CGGVeritas reported a 36% increase in annual income to €340 million ($435.6 million), or €2.41 per share in 2008. Revenue rose to €2.60 billion from €2.37 billion in 2007.
In the fourth quarter, the company reported a 77% increase to €119 million, or €0.86 per share. Revenues rose to €766.8 million from €603.6 million in 2007.
CGGVeritas, born from the merger of Compagnie Generale de Geophysique and Veritas in 2007, recently bought Norwegian company Wavefield Inseis to boost its fleet of vessels.
But demand for seismic imagery is set to fall about 15% to 20$ in 2009 and 2010, compared to 2008, said Brunck.
"Exploration and production spending will fall by 10% to 15%, and because seismic is generally more affected, we are betting on a (seismic) market fall of 15% to 20%.
"If it was to be closer to 20%, half would be in volumes, the other half in prices. This is our working scenario for 2009," said Brunck, who said CGGVeritas’s order book stood at €1.57 billion on 1 February.

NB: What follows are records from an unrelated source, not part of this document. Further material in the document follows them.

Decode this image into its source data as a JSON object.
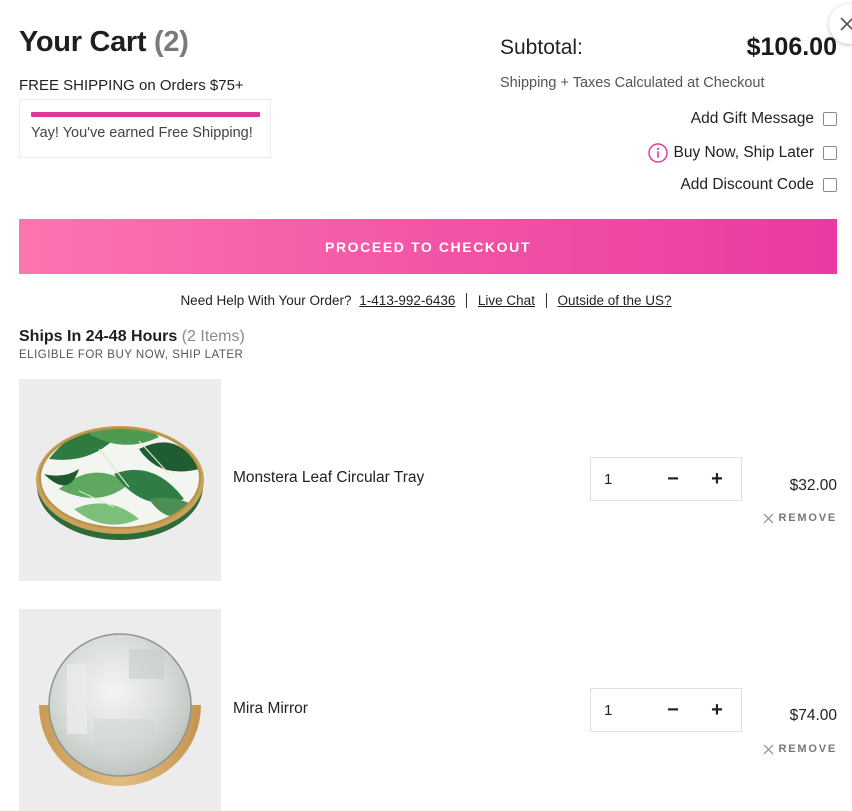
{
  "header": {
    "title": "Your Cart",
    "count": "(2)",
    "free_shipping_text": "FREE SHIPPING on Orders $75+",
    "free_shipping_message": "Yay! You've earned Free Shipping!",
    "free_shipping_progress": 1.0,
    "subtotal_label": "Subtotal:",
    "subtotal_value": "$106.00",
    "shipping_note": "Shipping + Taxes Calculated at Checkout"
  },
  "options": {
    "gift_message": "Add Gift Message",
    "buy_now_ship_later": "Buy Now, Ship Later",
    "discount_code": "Add Discount Code"
  },
  "checkout_label": "PROCEED TO CHECKOUT",
  "help": {
    "prefix": "Need Help With Your Order?",
    "phone": "1-413-992-6436",
    "live_chat": "Live Chat",
    "outside_us": "Outside of the US?"
  },
  "section": {
    "title": "Ships In 24-48 Hours",
    "items_count": "(2 Items)",
    "subtitle": "ELIGIBLE FOR BUY NOW, SHIP LATER"
  },
  "items": [
    {
      "name": "Monstera Leaf Circular Tray",
      "qty": "1",
      "price": "$32.00",
      "remove_label": "REMOVE"
    },
    {
      "name": "Mira Mirror",
      "qty": "1",
      "price": "$74.00",
      "remove_label": "REMOVE"
    }
  ],
  "qty_minus": "−",
  "qty_plus": "+",
  "colors": {
    "accent": "#e0369a",
    "checkout_gradient_start": "#fb75b0",
    "checkout_gradient_end": "#e93aa3"
  },
  "icons": {
    "close": "close-icon",
    "info": "info-icon",
    "remove": "x-icon"
  }
}
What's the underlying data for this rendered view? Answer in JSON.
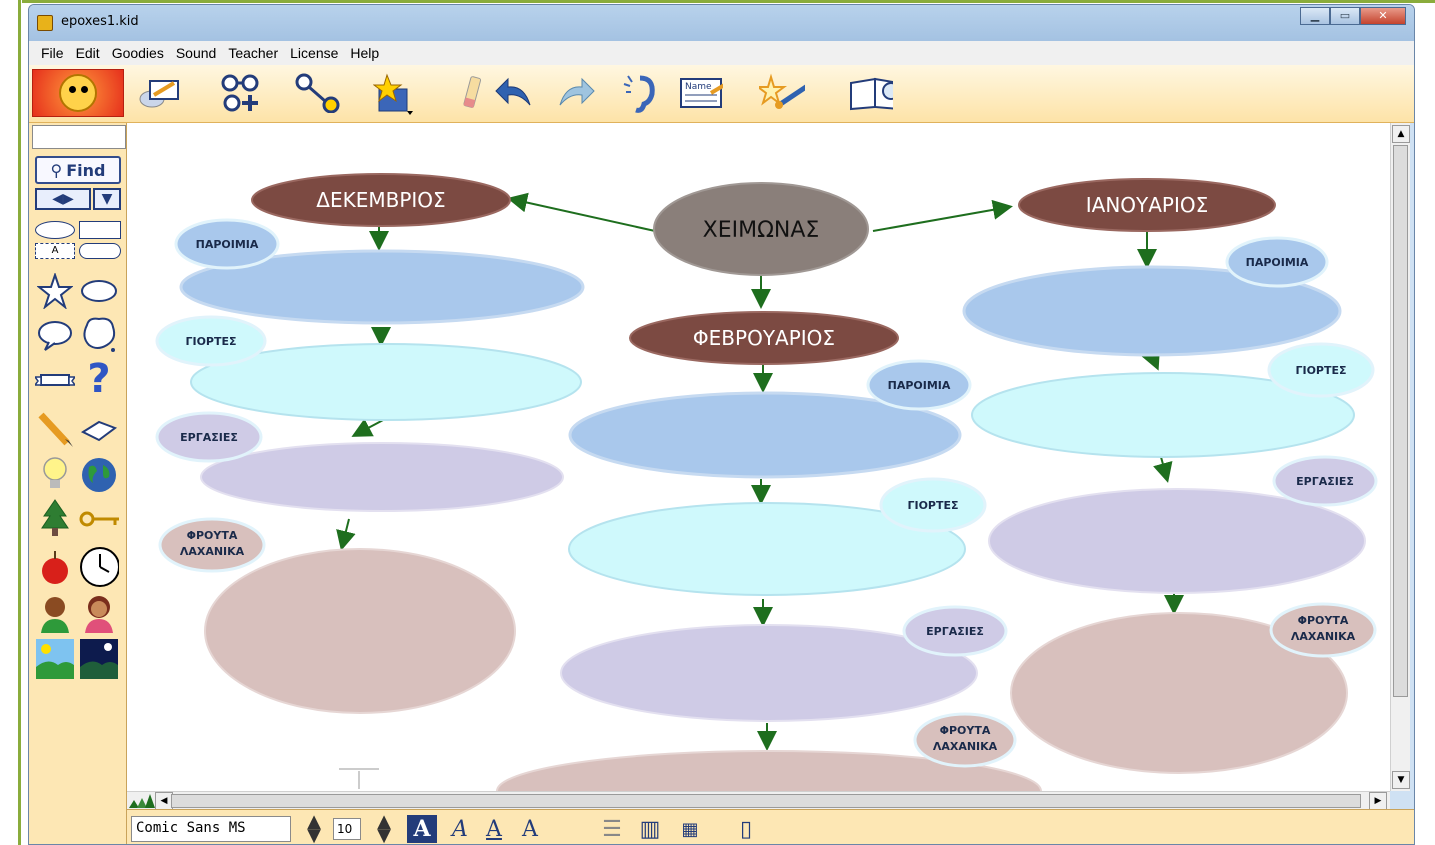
{
  "window": {
    "title": "epoxes1.kid"
  },
  "menu": [
    "File",
    "Edit",
    "Goodies",
    "Sound",
    "Teacher",
    "License",
    "Help"
  ],
  "sidebar": {
    "find_label": "Find"
  },
  "map": {
    "center": "ΧΕΙΜΩΝΑΣ",
    "months": [
      "ΔΕΚΕΜΒΡΙΟΣ",
      "ΦΕΒΡΟΥΑΡΙΟΣ",
      "ΙΑΝΟΥΑΡΙΟΣ"
    ],
    "label_proverbs": "ΠΑΡΟΙΜΙΑ",
    "label_holidays": "ΓΙΟΡΤΕΣ",
    "label_work": "ΕΡΓΑΣΙΕΣ",
    "label_fruit_line1": "ΦΡΟΥΤΑ",
    "label_fruit_line2": "ΛΑΧΑΝΙΚΑ"
  },
  "statusbar": {
    "font_name": "Comic Sans MS",
    "font_size": "10"
  },
  "colors": {
    "month_bubble": "#7c4a42",
    "center_bubble": "#8a7f7a",
    "proverb_oval": "#a9c8ec",
    "holiday_oval": "#cff9fc",
    "work_oval": "#cfcbe6",
    "fruit_oval": "#d8c0bd",
    "arrow": "#1e6e1e"
  }
}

Brunck said tenders for new seismic contracts were down 20% year on year, and confirmed that clients were less in a hurry to conclude negotiations than they were a few months ago.
"A year ago, oil companies were already booking vessels for the summer, knowing there would not be enough of them. This year, they feel that demand and supply will even out and that they have more time," he said.
To brace for this new environment, CGGVeritas would reduce costs, trim its investments to €300 million from €500 million, and generate another 100 million in synergies from the integration of Veritas, Brunck said.
CGGVeritas will also decommission ageing vessels.
"We are more in 2009 and 2010 in a period of harvest rather than a period of sowing," said Brunck, who downplayed any expectation for more acquisitions.
"I don't think this will be a time for consolidation. We have done a lot in this area, with Veritas and Wavefield. Now we need to harvest."